Sometimes, however, it really isn’t about you. You don’t want friends who are going to make you feel bad in any way. If feeling left out is a recurring feeling in your friend group, this can be a sign to really reflect on what you need and deserve in a friendship. Besides, by being yourself and enjoying life for what it is, you have the ability to attract the right people and fit friends for you.
How you can move forward:
The hardest part of all of this might be the time your friends are away on their trip and you’re stuck home alone, not being able to shake any negative feelings of FOMO, despite having spoken to them or not yet.
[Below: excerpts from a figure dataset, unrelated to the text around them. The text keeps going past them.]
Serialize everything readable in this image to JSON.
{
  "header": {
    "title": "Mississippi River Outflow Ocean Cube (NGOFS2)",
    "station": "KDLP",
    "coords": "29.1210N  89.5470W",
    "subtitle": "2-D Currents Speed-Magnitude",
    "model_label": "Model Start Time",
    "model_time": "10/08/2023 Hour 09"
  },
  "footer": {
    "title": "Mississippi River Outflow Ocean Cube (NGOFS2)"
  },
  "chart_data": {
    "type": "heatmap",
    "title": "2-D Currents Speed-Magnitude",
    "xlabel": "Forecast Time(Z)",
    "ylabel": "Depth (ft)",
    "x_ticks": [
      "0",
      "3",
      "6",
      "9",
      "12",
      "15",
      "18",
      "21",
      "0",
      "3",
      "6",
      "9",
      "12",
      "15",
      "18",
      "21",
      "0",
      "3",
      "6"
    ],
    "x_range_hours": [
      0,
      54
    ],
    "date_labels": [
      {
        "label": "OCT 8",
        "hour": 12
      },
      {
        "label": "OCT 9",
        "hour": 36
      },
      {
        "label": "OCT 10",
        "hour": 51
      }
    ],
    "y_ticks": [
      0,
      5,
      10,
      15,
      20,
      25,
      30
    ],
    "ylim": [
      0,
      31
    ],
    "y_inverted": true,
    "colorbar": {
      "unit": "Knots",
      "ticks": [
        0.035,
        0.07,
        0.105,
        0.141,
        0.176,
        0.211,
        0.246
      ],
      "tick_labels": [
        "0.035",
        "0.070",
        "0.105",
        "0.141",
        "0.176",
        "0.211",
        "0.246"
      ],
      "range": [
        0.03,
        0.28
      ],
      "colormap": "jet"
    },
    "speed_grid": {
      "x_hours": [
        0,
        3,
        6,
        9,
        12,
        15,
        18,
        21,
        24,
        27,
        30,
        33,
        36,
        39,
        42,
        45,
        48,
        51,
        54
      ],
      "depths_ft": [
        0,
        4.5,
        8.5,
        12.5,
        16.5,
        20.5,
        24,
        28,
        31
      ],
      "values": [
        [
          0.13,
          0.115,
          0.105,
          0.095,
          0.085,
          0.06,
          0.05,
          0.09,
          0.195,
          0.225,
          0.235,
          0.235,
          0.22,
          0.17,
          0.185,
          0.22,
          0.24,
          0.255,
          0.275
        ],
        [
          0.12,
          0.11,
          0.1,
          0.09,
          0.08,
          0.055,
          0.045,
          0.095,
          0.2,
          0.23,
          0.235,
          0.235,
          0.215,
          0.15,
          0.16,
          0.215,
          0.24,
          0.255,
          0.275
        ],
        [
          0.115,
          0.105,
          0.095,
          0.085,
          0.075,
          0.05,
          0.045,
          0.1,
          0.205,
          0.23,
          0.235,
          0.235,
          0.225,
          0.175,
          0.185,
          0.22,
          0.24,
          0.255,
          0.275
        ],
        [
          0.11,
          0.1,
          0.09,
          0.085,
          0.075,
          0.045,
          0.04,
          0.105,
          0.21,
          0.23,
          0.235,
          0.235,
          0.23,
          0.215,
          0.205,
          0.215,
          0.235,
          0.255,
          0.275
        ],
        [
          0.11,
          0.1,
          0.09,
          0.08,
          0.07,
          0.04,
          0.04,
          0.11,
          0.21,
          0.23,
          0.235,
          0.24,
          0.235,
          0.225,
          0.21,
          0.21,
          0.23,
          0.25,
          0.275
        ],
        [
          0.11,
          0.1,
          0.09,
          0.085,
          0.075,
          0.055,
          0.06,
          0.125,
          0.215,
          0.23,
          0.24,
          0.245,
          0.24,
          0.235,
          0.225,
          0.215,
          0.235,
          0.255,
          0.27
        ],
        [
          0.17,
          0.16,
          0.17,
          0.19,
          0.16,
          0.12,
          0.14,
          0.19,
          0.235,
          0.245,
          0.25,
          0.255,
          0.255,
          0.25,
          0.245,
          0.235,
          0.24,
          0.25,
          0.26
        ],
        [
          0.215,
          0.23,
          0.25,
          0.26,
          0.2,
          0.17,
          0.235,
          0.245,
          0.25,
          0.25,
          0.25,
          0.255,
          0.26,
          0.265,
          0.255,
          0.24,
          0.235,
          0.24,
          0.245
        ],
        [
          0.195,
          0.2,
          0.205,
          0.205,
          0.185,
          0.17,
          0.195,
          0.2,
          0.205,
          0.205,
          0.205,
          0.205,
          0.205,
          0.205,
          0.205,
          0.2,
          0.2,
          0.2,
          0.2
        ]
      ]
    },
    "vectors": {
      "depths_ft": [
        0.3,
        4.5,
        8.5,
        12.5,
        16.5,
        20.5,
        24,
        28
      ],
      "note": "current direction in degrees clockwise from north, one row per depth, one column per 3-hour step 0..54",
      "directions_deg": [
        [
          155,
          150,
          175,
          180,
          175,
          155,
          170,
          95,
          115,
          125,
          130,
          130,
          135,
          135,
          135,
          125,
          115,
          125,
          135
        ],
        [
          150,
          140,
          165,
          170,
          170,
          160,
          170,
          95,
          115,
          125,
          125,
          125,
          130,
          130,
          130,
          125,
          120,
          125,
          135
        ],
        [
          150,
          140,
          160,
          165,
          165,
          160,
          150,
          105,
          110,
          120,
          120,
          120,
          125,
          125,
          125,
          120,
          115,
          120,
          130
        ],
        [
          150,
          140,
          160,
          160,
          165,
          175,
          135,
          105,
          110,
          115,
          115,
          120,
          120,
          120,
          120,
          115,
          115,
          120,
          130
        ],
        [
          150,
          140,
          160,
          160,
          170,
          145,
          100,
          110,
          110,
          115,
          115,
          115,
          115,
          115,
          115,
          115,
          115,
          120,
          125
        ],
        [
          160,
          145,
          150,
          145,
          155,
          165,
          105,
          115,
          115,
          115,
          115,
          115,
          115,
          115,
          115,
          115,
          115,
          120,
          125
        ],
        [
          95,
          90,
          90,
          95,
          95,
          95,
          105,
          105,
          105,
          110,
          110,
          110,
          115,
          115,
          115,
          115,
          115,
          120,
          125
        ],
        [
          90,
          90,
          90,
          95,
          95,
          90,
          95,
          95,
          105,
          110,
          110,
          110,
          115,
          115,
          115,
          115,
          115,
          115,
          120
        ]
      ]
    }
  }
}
In this case, you’ll want to make sure you spend this time distracting yourself a bit (while still, of course, feeling and validating your emotions).“When you need a break from these feelings, do something that brings you joy and relaxation,” says Ficken.
Ficken suggests engaging in physical activities such as exercise, yoga, or strolls outside, engaging in feel-good, creative hobbies like painting, writing, or music, spending time with other friends or family who make you feel valued, trying meditation, deep-breaking exercises, or relaxing baths, and deleting social media if it intensifies negative feelings or consuming thoughts. “These self-care strategies serve as a healthy distraction,” Ficken says. “They can help you rebuild emotional balance and reinforce your resilience.”
Regardless of your situation, It’s important to remember that everyone has felt left at some point in their lives — and this is completely normal. While it can be upsetting to feel left out of your friend group, it opens a door for you to challenge your strength and resilience by practicing all that has been mentioned: your communication, self-reflection, negative assumptions, and more. Besides, it’s never too late to start planning a trip altogether for next year (or hop on the bandwagon this year).